We propose a stepwise pathway for centers wishing to integrate AI into OMFS planning:

1. Pilot validation: locally test AI model outputs (segmentation and landmarking) on a retrospective dataset (n≥50) and quantify errors vs expert ground truth.

2. Parallel workflow trial: use AI outputs in parallel with conventional planning for a consecutive series (n≥30), record time savings and concordance, and require surgeon sign-off on final plans.

3. Prospective outcome monitoring: collect operative and patient outcomes for at least 12 months to detect any safety signal.

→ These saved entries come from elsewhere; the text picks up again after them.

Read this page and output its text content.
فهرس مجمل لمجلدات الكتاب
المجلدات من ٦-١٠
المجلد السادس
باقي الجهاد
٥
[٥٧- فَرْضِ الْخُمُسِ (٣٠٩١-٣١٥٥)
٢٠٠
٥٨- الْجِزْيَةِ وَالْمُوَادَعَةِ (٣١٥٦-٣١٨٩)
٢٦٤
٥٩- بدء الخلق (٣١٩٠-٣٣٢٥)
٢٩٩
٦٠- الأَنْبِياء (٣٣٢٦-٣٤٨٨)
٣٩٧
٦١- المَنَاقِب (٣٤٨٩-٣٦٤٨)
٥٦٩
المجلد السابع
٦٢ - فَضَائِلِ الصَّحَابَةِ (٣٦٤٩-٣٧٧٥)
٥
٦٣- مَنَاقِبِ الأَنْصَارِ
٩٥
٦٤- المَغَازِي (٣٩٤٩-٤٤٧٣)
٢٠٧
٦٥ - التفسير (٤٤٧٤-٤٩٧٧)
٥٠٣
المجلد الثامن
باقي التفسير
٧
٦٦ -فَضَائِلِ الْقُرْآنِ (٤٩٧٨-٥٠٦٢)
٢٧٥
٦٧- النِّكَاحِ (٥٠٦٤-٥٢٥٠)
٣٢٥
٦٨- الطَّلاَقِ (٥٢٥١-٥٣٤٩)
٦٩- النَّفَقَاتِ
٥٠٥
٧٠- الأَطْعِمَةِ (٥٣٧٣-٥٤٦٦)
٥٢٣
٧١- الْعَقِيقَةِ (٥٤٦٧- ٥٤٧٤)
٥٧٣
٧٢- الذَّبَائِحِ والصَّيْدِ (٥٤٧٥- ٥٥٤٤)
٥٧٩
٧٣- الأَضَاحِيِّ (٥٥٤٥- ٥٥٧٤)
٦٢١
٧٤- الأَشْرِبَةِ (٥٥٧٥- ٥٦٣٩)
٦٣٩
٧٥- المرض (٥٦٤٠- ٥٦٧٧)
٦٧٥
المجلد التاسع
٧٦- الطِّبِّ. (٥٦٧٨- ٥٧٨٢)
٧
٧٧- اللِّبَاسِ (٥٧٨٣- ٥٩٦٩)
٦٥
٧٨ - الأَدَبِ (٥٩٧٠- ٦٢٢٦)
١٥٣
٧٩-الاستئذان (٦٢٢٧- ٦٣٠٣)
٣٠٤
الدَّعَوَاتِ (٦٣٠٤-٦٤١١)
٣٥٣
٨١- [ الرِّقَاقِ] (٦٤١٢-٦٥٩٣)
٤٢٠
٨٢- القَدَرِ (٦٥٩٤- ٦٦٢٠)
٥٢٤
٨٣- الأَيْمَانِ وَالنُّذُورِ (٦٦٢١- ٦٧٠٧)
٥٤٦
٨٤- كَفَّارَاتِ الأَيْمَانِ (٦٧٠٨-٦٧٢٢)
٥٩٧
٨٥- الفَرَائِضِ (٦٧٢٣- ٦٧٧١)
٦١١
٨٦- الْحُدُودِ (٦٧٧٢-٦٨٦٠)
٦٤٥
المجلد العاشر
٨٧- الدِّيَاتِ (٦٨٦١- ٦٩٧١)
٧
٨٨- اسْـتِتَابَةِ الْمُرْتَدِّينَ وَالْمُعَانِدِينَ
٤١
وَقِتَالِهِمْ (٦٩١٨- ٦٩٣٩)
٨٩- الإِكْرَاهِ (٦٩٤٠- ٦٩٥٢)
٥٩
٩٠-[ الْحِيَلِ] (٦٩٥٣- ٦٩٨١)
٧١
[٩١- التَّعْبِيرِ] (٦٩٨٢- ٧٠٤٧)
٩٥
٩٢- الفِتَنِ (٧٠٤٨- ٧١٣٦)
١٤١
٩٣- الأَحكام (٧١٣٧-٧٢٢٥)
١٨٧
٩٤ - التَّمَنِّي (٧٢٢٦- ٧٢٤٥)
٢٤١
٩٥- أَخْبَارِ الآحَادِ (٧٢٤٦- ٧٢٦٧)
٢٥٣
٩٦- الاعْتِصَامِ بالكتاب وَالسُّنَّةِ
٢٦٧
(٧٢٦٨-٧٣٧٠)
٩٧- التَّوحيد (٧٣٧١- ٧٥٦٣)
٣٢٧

4. Governance and training: define roles, reporting, and data privacy protocols; provide staff training and patient information materials.

 

CONCLUSION

Artificial intelligence has matured to the point where it can reliably automate substantial components of OMFS planning, producing meaningful efficiency and consistency gains. Current evidence — strongest for automated cephalometrics, CBCT segmentation and implant planning — supports AI as a complementary tool that can reduce planning time and inter-operator variability while maintaining plan accuracy. However, AI is not yet a replacement for expert clinical judgment: prospective multicenter clinical trials with patient-level endpoints, external validation across devices/populations, and careful regulatory governance are required before fully autonomous planning is acceptable. Centers should adopt AI in a staged, validated manner with continuous outcome monitoring and surgeon oversight.

 

Acknowledgements

None.

 

Conflicts of interest

The authors declare no conflicts of interest related to this manuscript.